Medical health officials also get a lot of flak for changing their messages over time, Béland says. But those messages, in theory, are based on the best science available at the time, and as researchers learn more about the coronavirus, those guidelines are sure to change to reflect new and improved knowledge.

“When you’re in a scientific perspective, you understand that when new data comes in, especially with a virus where the virus itself keeps changing, you have to change along with it in terms of the advice you give,” says University. by Toronto psychology professor Steve Joordens.

“But that becomes a lever for those who don’t like it to say, ‘You said this then and you’re saying this now.’ You are not trustworthy.

“That’s a complicated dynamic, being in the public sphere doing what scientists do, which is changing their position on things as the data comes in.”

A recent Leger poll indicates that a slim majority of Canadians support the latest round of restrictions and blockades pushed by Omicron. Pollsters suggest that while support for vaccines is very high, there is a growing level of fatigue among Canadians and growing frustration with those who refuse to get vaccinated.

Initially in 2020, Joordens says, we all agreed. Then, he says, we all agreed that we needed to prevent the public health system from collapsing.

“We were all completely and 100 percent there,” he says. “But vaccines have actually made things murkier.

“There’s this notion that, ‘If I’m triple vaccinated now, why are there restrictions? Why can’t I go to a restaurant?’”

It is this audience, and a very vocal minority, largely unvaccinated, that medical health officials are now trying to reach.
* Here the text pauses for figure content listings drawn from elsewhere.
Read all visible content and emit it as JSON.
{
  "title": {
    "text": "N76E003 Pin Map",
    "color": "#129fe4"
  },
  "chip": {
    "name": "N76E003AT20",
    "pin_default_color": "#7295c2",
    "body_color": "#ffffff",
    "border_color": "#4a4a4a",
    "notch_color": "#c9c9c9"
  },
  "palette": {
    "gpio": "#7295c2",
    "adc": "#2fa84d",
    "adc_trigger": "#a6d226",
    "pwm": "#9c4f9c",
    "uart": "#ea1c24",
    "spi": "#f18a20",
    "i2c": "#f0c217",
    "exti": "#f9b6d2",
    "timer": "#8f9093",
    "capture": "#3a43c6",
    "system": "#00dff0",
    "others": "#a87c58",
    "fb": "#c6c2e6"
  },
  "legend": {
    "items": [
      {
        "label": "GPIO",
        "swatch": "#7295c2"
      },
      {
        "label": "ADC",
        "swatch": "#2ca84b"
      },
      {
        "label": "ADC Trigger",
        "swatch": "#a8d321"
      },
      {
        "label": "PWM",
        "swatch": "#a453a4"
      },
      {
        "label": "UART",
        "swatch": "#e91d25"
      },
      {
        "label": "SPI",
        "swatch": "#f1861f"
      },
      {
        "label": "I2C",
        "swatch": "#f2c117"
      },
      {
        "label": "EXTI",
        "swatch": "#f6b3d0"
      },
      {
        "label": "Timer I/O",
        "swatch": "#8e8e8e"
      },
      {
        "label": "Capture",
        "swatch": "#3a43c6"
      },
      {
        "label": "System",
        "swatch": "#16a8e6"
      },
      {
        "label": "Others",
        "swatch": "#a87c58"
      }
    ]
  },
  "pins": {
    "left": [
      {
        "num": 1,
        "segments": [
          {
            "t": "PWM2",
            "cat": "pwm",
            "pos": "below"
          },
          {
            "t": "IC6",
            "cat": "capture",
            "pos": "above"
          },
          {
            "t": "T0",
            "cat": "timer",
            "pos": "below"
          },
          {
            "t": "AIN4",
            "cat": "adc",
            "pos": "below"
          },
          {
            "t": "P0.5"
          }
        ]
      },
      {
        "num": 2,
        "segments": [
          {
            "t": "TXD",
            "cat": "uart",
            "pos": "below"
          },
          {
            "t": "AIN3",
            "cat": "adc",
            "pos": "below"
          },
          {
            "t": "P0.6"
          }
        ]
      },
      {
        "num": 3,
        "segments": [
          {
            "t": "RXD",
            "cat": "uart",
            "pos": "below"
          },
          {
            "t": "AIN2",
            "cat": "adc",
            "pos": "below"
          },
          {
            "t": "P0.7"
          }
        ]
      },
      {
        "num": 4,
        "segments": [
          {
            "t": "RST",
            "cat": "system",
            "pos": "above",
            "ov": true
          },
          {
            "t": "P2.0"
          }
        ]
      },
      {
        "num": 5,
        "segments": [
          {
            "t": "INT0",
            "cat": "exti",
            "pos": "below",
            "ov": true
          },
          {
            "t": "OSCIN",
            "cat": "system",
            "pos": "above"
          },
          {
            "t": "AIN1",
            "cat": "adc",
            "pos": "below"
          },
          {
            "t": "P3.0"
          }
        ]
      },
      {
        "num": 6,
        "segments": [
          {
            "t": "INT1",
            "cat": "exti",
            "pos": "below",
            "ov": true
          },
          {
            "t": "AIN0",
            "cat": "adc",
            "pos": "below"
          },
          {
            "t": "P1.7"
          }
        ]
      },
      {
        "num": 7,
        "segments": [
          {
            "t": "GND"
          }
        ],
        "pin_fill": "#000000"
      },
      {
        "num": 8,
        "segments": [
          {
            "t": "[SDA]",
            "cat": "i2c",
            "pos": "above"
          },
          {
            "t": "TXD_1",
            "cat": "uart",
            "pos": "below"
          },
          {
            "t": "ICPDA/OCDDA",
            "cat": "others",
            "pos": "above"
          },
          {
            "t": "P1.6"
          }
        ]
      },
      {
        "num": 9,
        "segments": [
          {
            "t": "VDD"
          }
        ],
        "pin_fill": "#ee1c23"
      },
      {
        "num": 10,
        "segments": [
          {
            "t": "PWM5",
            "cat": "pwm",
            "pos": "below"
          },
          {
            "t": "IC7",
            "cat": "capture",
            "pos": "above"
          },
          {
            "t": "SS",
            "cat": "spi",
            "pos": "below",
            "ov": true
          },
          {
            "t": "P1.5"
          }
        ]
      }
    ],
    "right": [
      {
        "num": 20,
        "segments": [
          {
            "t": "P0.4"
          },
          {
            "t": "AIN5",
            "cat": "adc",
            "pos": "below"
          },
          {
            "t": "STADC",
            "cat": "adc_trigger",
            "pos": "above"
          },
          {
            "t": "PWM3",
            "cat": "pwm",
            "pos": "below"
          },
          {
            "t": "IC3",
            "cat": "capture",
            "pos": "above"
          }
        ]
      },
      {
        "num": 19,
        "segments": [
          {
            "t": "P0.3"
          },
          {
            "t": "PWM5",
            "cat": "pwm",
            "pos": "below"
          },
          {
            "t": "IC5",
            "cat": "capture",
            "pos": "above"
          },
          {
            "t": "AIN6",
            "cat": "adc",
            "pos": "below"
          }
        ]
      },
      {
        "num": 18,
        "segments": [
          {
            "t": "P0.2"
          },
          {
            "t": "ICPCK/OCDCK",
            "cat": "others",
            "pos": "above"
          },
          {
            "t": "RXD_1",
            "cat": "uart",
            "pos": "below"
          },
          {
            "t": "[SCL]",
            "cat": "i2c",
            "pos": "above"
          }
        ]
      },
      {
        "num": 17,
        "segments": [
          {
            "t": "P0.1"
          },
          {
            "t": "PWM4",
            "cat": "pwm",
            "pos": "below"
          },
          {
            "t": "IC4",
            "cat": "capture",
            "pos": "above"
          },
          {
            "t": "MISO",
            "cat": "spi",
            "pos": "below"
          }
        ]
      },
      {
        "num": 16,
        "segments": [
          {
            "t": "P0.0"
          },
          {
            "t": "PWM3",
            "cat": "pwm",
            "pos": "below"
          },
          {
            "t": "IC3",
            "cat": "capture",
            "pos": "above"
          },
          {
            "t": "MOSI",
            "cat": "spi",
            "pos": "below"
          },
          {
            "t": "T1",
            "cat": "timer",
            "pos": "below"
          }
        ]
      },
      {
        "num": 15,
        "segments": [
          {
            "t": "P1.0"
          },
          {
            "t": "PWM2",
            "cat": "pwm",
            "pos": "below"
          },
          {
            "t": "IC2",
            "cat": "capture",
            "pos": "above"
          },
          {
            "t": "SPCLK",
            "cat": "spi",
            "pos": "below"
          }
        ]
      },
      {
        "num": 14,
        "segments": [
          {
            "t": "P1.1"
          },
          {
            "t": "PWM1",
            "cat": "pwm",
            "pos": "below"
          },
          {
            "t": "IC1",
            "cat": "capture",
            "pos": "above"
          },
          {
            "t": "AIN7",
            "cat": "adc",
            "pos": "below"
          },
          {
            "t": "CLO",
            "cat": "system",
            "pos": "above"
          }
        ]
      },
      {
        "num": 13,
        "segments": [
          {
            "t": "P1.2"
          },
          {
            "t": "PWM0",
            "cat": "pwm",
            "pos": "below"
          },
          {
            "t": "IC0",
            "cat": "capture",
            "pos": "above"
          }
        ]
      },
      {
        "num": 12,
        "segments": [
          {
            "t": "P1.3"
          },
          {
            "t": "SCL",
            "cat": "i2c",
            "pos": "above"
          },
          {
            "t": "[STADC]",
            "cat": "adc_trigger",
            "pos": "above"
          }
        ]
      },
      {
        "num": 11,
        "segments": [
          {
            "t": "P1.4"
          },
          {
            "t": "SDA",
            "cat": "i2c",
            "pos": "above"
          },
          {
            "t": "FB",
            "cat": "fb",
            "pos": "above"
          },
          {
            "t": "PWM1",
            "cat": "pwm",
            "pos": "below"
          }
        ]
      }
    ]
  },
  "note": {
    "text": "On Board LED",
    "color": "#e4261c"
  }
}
It can be a largely thankless task.

“Their intentions are to help, to try to do the best they can, to keep the system going. And when people start to associate them with other intentions, I think you really start to think, ‘Why am I doing this? Because I’m getting hit with all this negativity when I’m trying my best to be a positive force.

For many, looking at the roles of Arruda and his counterparts after two years of the pandemic is short-sighted at best.

But Joordens is among those who hope that when the pandemic finally comes and goes, with the clarity of hindsight, the efforts of those who came out into the open during a crisis will not be forgotten.